57. Each of *m* + 2 players pays 1 unit to a kitty in order to play the following game. A fair coin is to be flipped successively *n* times, where *n* is an odd number, and the successive outcomes noted. Each player writes down, before the flips, a prediction of the outcomes. For instance, if *n* = 3, then a player might write down (H, H, T), which means that he or she predicts that the first flip will land heads, the second heads, and the third tails. After the coins are flipped, the players count their total number of correct predictions. Thus, if the actual outcomes are all heads, then the player who wrote (H, H, T)

would have 2 correct predictions. The total kitty of *m* + 2 is then evenly split up among those players having the largest number of correct predictions.

Since each of the coin flips is equally likely to land on either heads or tails, *m* of the players have decided to make their predictions in a totally random fashion. Specifically, they will each flip one of their own fair coins *n*

times and then use the result as their prediction. However, the final 2 of the players have formed a syndicate and will use the following strategy. One of them will make predictions in the same random fashion as the other *m*

players, but the other one will then predict exactly the opposite of the first.

That is, when the randomizing member of the syndicate predicts an *H*, the other member predicts a *T*. For instance, if the randomizing member of the syndicate predicts (H, H, T), then the other one predicts (T, T, H).

(a) Argue that exactly one of the syndicate members will have more than

*n*/2 correct predictions. (Remember, *n* is odd.)

(b) Let *X* denote the number of the nonsyndicate players that have more than *n*/2 correct predictions.

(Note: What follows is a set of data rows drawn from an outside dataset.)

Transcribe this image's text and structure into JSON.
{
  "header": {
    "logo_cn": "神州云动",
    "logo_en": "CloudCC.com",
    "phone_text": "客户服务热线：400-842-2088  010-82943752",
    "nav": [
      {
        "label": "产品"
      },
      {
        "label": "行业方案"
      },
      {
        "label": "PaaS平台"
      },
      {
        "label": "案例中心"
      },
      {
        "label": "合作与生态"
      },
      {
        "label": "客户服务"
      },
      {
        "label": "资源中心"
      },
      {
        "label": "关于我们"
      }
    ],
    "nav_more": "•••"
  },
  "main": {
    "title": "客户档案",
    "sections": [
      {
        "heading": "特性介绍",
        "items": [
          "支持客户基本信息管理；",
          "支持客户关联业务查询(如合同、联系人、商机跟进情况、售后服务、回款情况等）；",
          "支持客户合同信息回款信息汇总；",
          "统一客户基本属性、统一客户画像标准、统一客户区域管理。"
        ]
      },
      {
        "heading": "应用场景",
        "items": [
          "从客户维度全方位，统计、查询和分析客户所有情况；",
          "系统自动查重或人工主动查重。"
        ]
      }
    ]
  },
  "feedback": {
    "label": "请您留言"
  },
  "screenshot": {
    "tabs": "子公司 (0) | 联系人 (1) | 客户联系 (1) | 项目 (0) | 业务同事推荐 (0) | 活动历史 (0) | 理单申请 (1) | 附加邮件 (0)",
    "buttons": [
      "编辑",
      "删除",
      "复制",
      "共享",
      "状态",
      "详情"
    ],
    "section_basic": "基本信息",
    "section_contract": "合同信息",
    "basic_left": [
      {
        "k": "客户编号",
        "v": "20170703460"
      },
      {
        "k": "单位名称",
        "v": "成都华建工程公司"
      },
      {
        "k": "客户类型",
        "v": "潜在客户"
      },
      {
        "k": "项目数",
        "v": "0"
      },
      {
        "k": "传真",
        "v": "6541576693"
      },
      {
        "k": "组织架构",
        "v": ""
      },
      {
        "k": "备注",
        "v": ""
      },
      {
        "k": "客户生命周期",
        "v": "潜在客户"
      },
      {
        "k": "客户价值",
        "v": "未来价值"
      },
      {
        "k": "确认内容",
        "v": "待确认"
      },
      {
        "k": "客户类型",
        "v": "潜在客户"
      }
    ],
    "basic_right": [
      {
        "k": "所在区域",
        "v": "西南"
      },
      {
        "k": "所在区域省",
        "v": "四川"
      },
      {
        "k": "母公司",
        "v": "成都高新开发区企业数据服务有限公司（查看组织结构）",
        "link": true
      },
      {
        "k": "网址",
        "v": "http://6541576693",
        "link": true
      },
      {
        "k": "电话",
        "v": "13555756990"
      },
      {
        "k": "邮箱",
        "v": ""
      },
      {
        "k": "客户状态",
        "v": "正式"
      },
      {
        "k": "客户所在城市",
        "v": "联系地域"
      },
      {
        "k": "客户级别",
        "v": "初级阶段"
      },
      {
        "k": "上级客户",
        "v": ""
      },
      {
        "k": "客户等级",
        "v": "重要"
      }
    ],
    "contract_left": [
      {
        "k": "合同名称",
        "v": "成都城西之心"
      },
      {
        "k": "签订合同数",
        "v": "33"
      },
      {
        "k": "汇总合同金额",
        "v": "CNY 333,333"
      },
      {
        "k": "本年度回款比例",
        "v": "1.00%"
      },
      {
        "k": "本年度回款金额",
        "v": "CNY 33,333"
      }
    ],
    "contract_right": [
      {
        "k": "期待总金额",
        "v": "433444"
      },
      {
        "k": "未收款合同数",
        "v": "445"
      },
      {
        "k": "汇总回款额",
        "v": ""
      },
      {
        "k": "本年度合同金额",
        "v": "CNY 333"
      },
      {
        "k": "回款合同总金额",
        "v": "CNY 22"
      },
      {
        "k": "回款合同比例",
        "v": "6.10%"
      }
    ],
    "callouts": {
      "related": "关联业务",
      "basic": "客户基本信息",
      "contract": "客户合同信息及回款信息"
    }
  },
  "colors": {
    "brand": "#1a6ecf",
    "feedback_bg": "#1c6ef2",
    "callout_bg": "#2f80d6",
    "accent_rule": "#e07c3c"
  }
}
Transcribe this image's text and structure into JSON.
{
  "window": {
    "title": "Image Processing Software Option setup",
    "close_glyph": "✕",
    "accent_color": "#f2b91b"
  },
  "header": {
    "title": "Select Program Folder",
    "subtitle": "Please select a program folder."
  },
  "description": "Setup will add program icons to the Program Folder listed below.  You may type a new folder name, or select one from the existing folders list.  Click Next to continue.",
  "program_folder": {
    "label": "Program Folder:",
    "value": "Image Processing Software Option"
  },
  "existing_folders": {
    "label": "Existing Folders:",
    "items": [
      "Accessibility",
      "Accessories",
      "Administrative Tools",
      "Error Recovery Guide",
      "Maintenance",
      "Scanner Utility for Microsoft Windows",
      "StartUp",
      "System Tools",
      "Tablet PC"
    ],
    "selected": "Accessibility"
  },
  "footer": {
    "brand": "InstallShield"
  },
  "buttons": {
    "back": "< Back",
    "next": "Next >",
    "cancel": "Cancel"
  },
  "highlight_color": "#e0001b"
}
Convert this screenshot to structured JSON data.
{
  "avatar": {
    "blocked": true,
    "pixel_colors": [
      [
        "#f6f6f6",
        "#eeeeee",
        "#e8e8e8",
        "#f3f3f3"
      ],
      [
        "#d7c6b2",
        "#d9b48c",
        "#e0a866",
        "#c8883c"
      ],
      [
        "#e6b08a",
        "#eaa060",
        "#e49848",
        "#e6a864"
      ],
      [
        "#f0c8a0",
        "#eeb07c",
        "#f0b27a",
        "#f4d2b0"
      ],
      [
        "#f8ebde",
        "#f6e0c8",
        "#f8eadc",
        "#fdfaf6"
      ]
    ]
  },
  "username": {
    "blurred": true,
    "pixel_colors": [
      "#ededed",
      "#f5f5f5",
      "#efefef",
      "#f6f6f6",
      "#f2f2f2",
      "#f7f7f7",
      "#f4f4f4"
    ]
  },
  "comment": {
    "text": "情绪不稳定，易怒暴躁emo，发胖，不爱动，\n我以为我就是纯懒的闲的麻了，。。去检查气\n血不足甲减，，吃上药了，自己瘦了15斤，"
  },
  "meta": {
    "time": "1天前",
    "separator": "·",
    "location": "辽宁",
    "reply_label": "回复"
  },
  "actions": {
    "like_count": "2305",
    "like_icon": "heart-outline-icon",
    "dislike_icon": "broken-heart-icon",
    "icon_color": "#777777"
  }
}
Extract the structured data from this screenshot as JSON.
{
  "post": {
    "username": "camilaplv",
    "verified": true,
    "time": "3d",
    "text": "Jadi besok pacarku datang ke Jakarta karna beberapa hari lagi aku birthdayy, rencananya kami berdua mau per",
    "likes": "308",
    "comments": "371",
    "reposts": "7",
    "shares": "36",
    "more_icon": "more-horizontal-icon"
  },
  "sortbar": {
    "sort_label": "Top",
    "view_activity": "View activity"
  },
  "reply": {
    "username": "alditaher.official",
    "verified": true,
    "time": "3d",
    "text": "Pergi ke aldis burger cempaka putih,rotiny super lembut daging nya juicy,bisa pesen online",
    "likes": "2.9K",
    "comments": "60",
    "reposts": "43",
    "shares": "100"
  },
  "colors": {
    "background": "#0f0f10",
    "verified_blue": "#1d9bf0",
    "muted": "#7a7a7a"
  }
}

What is the distribution of *X*?

(c) With *X* as defined in part (b), argue that

$$E[\text{payoff to the syndicate}] = (m+2)E[\frac{1}{X+1}]$$

(d) Use part

(c) of Problem 56 to conclude that

$$E[\text{payoff to the syndicate}] = \frac{2(m+2)}{m+1}[1-(\frac{1}{2})^{n+1}]$$

and explicitly compute this when *m* = 1, 2, and 3.

As it can be shown that

$$\frac{2(m+2)}{m+1}[1-(\frac{1}{2})^{n+1}] > 2$$

it follows that the syndicate's strategy always gives it a positive expected profit.